The growth of the hobby really shows on the first Saturday of November, when Learn To Homebrew Day (sometimes referred to as Teach A Friend To Homebrew Day) events are run across the Canada and the U.S. According to Gary Glass, a director of the American Homebrewers Association (AHA), the number of homebrewers has been increasingly rapidly in the last few years.
The AHA now boasts an impressive 40,000 members. The vast majority of those are located in the U.S., but Canada sports approximately 230 to 250 AHA members. Many do so to subscribe to Zymurgy, the AHA’s homebrewing magazine that offers various tips and tricks in brewing at the home scale. Many others are members of the various homebrew clubs across Canada. And there are such clubs from Pacific to Atlantic Canada.
Learn To Homebrew Day celebrated its fifteenth year earlier this month, and it was the first such event since the last of the hold-out states (Alabama and Mississippi) legalized homebrewing. Glass told Beer In Canada it took a lot of work to get those last states to legalize the hobby. And it will almost assuredly mean even more members to the organization.
“There’s actually been quite a bit of change. For the last several years, homebrewing has been growing very rapidly,” Glass said. “The American Homebrewers Association has experienced growth of on average of 20% in memberships since 2005.” This year, there were more than 200 sites registered to run Learn To Homebrew Day events.

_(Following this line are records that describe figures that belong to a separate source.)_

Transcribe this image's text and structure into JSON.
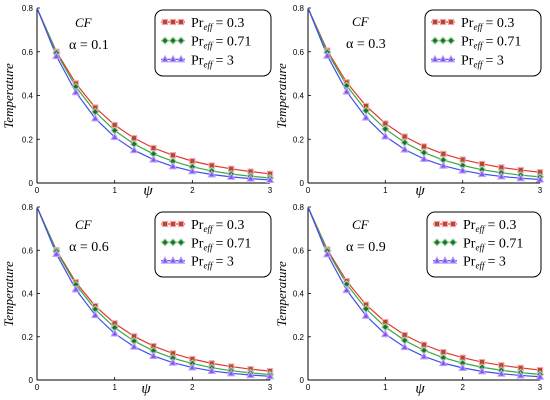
{
  "chart_data": [
    {
      "type": "line",
      "annotation": [
        "CF",
        "α = 0.1"
      ],
      "xlabel": "ψ",
      "ylabel": "Temperature",
      "xlim": [
        0,
        3
      ],
      "ylim": [
        0,
        0.8
      ],
      "xticks": [
        0,
        1,
        2,
        3
      ],
      "xtick_labels": [
        "0",
        "1",
        "2",
        "3"
      ],
      "yticks": [
        0,
        0.2,
        0.4,
        0.6,
        0.8
      ],
      "ytick_labels": [
        "0",
        "0.2",
        "0.4",
        "0.6",
        "0.8"
      ],
      "grid": false,
      "legend": "top-right",
      "x": [
        0,
        0.25,
        0.5,
        0.75,
        1.0,
        1.25,
        1.5,
        1.75,
        2.0,
        2.25,
        2.5,
        2.75,
        3.0
      ],
      "series": [
        {
          "label": {
            "base": "Pr",
            "sub": "eff",
            "rest": "= 0.3"
          },
          "marker": "square",
          "line_color": "#e2382f",
          "marker_color": "#b34a2a",
          "marker_edge": "#f3a6b6",
          "values": [
            0.8,
            0.6,
            0.455,
            0.345,
            0.265,
            0.205,
            0.16,
            0.127,
            0.1,
            0.08,
            0.065,
            0.052,
            0.042
          ]
        },
        {
          "label": {
            "base": "Pr",
            "sub": "eff",
            "rest": "= 0.71"
          },
          "marker": "diamond",
          "line_color": "#3aa845",
          "marker_color": "#1f6e2c",
          "marker_edge": "#9ad49e",
          "values": [
            0.8,
            0.595,
            0.44,
            0.325,
            0.24,
            0.178,
            0.133,
            0.099,
            0.074,
            0.055,
            0.041,
            0.031,
            0.023
          ]
        },
        {
          "label": {
            "base": "Pr",
            "sub": "eff",
            "rest": "= 3"
          },
          "marker": "triangle",
          "line_color": "#3f4ff0",
          "marker_color": "#8a52f5",
          "marker_edge": "#b9a6f7",
          "values": [
            0.8,
            0.58,
            0.415,
            0.295,
            0.21,
            0.15,
            0.107,
            0.076,
            0.054,
            0.039,
            0.028,
            0.02,
            0.014
          ]
        }
      ]
    },
    {
      "type": "line",
      "annotation": [
        "CF",
        "α = 0.3"
      ],
      "xlabel": "ψ",
      "ylabel": "Temperature",
      "xlim": [
        0,
        3
      ],
      "ylim": [
        0,
        0.8
      ],
      "xticks": [
        0,
        1,
        2,
        3
      ],
      "xtick_labels": [
        "0",
        "1",
        "2",
        "3"
      ],
      "yticks": [
        0,
        0.2,
        0.4,
        0.6,
        0.8
      ],
      "ytick_labels": [
        "0",
        "0.2",
        "0.4",
        "0.6",
        "0.8"
      ],
      "grid": false,
      "legend": "top-right",
      "x": [
        0,
        0.25,
        0.5,
        0.75,
        1.0,
        1.25,
        1.5,
        1.75,
        2.0,
        2.25,
        2.5,
        2.75,
        3.0
      ],
      "series": [
        {
          "label": {
            "base": "Pr",
            "sub": "eff",
            "rest": "= 0.3"
          },
          "marker": "square",
          "line_color": "#e2382f",
          "marker_color": "#b34a2a",
          "marker_edge": "#f3a6b6",
          "values": [
            0.8,
            0.605,
            0.46,
            0.352,
            0.272,
            0.212,
            0.167,
            0.133,
            0.107,
            0.087,
            0.071,
            0.059,
            0.049
          ]
        },
        {
          "label": {
            "base": "Pr",
            "sub": "eff",
            "rest": "= 0.71"
          },
          "marker": "diamond",
          "line_color": "#3aa845",
          "marker_color": "#1f6e2c",
          "marker_edge": "#9ad49e",
          "values": [
            0.8,
            0.598,
            0.445,
            0.331,
            0.247,
            0.185,
            0.139,
            0.105,
            0.08,
            0.061,
            0.047,
            0.036,
            0.028
          ]
        },
        {
          "label": {
            "base": "Pr",
            "sub": "eff",
            "rest": "= 3"
          },
          "marker": "triangle",
          "line_color": "#3f4ff0",
          "marker_color": "#8a52f5",
          "marker_edge": "#b9a6f7",
          "values": [
            0.8,
            0.582,
            0.418,
            0.299,
            0.213,
            0.153,
            0.11,
            0.079,
            0.057,
            0.041,
            0.03,
            0.022,
            0.016
          ]
        }
      ]
    },
    {
      "type": "line",
      "annotation": [
        "CF",
        "α = 0.6"
      ],
      "xlabel": "ψ",
      "ylabel": "Temperature",
      "xlim": [
        0,
        3
      ],
      "ylim": [
        0,
        0.8
      ],
      "xticks": [
        0,
        1,
        2,
        3
      ],
      "xtick_labels": [
        "0",
        "1",
        "2",
        "3"
      ],
      "yticks": [
        0,
        0.2,
        0.4,
        0.6,
        0.8
      ],
      "ytick_labels": [
        "0",
        "0.2",
        "0.4",
        "0.6",
        "0.8"
      ],
      "grid": false,
      "legend": "top-right",
      "x": [
        0,
        0.25,
        0.5,
        0.75,
        1.0,
        1.25,
        1.5,
        1.75,
        2.0,
        2.25,
        2.5,
        2.75,
        3.0
      ],
      "series": [
        {
          "label": {
            "base": "Pr",
            "sub": "eff",
            "rest": "= 0.3"
          },
          "marker": "square",
          "line_color": "#e2382f",
          "marker_color": "#b34a2a",
          "marker_edge": "#f3a6b6",
          "values": [
            0.8,
            0.6,
            0.452,
            0.342,
            0.262,
            0.202,
            0.157,
            0.123,
            0.097,
            0.077,
            0.062,
            0.05,
            0.041
          ]
        },
        {
          "label": {
            "base": "Pr",
            "sub": "eff",
            "rest": "= 0.71"
          },
          "marker": "diamond",
          "line_color": "#3aa845",
          "marker_color": "#1f6e2c",
          "marker_edge": "#9ad49e",
          "values": [
            0.8,
            0.596,
            0.441,
            0.327,
            0.242,
            0.18,
            0.135,
            0.101,
            0.076,
            0.057,
            0.043,
            0.033,
            0.025
          ]
        },
        {
          "label": {
            "base": "Pr",
            "sub": "eff",
            "rest": "= 3"
          },
          "marker": "triangle",
          "line_color": "#3f4ff0",
          "marker_color": "#8a52f5",
          "marker_edge": "#b9a6f7",
          "values": [
            0.8,
            0.583,
            0.419,
            0.3,
            0.215,
            0.154,
            0.111,
            0.08,
            0.058,
            0.042,
            0.031,
            0.023,
            0.017
          ]
        }
      ]
    },
    {
      "type": "line",
      "annotation": [
        "CF",
        "α = 0.9"
      ],
      "xlabel": "ψ",
      "ylabel": "Temperature",
      "xlim": [
        0,
        3
      ],
      "ylim": [
        0,
        0.8
      ],
      "xticks": [
        0,
        1,
        2,
        3
      ],
      "xtick_labels": [
        "0",
        "1",
        "2",
        "3"
      ],
      "yticks": [
        0,
        0.2,
        0.4,
        0.6,
        0.8
      ],
      "ytick_labels": [
        "0",
        "0.2",
        "0.4",
        "0.6",
        "0.8"
      ],
      "grid": false,
      "legend": "top-right",
      "x": [
        0,
        0.25,
        0.5,
        0.75,
        1.0,
        1.25,
        1.5,
        1.75,
        2.0,
        2.25,
        2.5,
        2.75,
        3.0
      ],
      "series": [
        {
          "label": {
            "base": "Pr",
            "sub": "eff",
            "rest": "= 0.3"
          },
          "marker": "square",
          "line_color": "#e2382f",
          "marker_color": "#b34a2a",
          "marker_edge": "#f3a6b6",
          "values": [
            0.8,
            0.603,
            0.457,
            0.348,
            0.268,
            0.208,
            0.163,
            0.129,
            0.103,
            0.083,
            0.068,
            0.056,
            0.046
          ]
        },
        {
          "label": {
            "base": "Pr",
            "sub": "eff",
            "rest": "= 0.71"
          },
          "marker": "diamond",
          "line_color": "#3aa845",
          "marker_color": "#1f6e2c",
          "marker_edge": "#9ad49e",
          "values": [
            0.8,
            0.597,
            0.443,
            0.329,
            0.245,
            0.183,
            0.137,
            0.103,
            0.078,
            0.059,
            0.045,
            0.034,
            0.026
          ]
        },
        {
          "label": {
            "base": "Pr",
            "sub": "eff",
            "rest": "= 3"
          },
          "marker": "triangle",
          "line_color": "#3f4ff0",
          "marker_color": "#8a52f5",
          "marker_edge": "#b9a6f7",
          "values": [
            0.8,
            0.581,
            0.416,
            0.297,
            0.212,
            0.152,
            0.109,
            0.078,
            0.056,
            0.04,
            0.029,
            0.021,
            0.015
          ]
        }
      ]
    }
  ]
}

The Southern Ontario Brewers (they like to be called SOBs, but they’re actually a fairly decent bunch of men and women) also celebrated a milestone with their own event this year. The SOBs call their event Learn2Brew Day, and this year marked the fifth year in a row the event ran. And it has grown significantly since the first day, when only a handful of homebrewers and potential hobbyists showed up.

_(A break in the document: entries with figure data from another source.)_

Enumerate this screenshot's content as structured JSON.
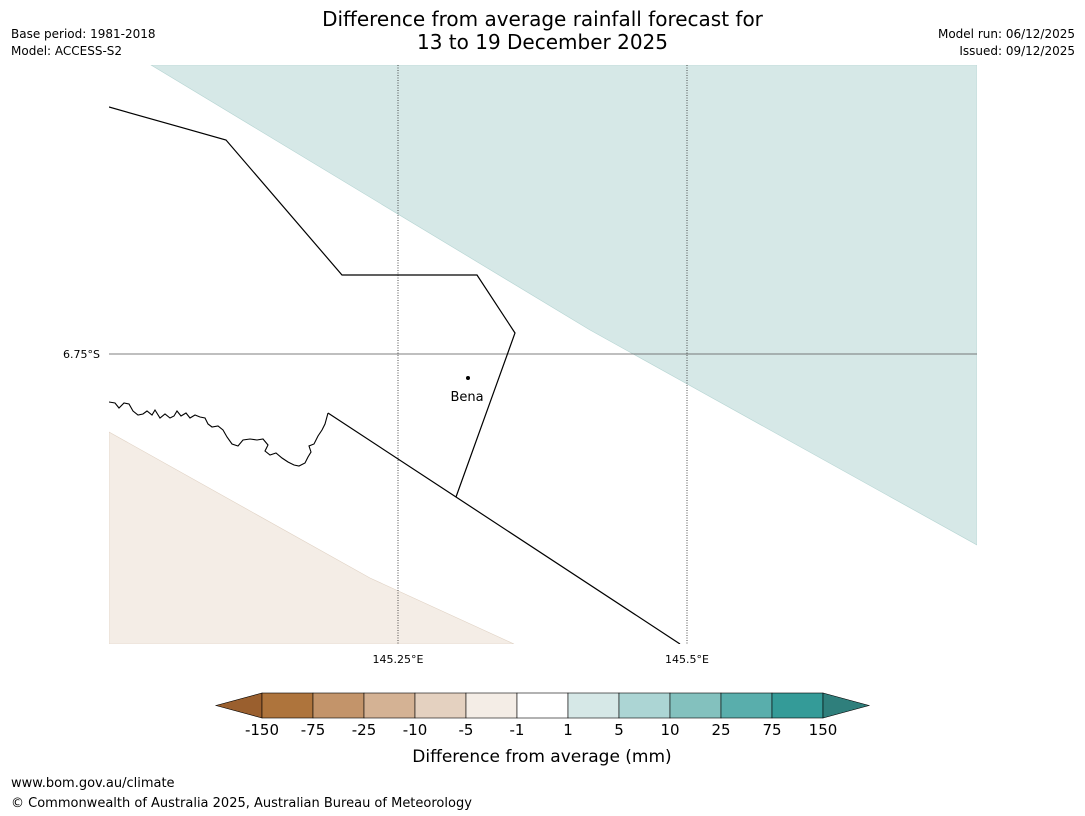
{
  "title": {
    "line1": "Difference from average rainfall forecast for",
    "line2": "13 to 19 December 2025"
  },
  "meta_left": {
    "base_period": "Base period: 1981-2018",
    "model": "Model: ACCESS-S2"
  },
  "meta_right": {
    "model_run": "Model run: 06/12/2025",
    "issued": "Issued: 09/12/2025"
  },
  "map": {
    "lat_labels": [
      "6.75°S"
    ],
    "lon_labels": [
      "145.25°E",
      "145.5°E"
    ],
    "town": {
      "name": "Bena"
    }
  },
  "legend": {
    "title": "Difference from average (mm)",
    "ticks": [
      "-150",
      "-75",
      "-25",
      "-10",
      "-5",
      "-1",
      "1",
      "5",
      "10",
      "25",
      "75",
      "150"
    ],
    "colors": [
      "#9a5f2e",
      "#ae743c",
      "#c3946a",
      "#d4b294",
      "#e4d1c0",
      "#f4ede6",
      "#ffffff",
      "#d6e8e7",
      "#acd5d4",
      "#83c1be",
      "#59aeac",
      "#349b98",
      "#2f7f7c"
    ]
  },
  "footer": {
    "url": "www.bom.gov.au/climate",
    "copyright": "© Commonwealth of Australia 2025, Australian Bureau of Meteorology"
  }
}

It was the fourth year in a row that Amsterdam Brewery hosted the event, allowing homebrewers to set up their equipment and brew beers with a variety of techniques — from all-grain mashes to extract recipes. One homebrewer even set up the brew-in-a-bag all-grain method that has become popular in the last few years.
According to Jason Stranak, Learn2Brew Day coordinator, this year’s event was smaller in terms of numbers over last year’s event, but he said he was happy with the turn-out.
As someone who attended both the second and third Learn2Brew Days at the old Amsterdam facility (before it moved to Leaside), I’ll say this year’s event was about in line with the previous events I attended. Good attendance, good people and a lot of knowledge being passed around. Chances are, these events will only continue to grow and bring more people into (or back into) the hobby in future years.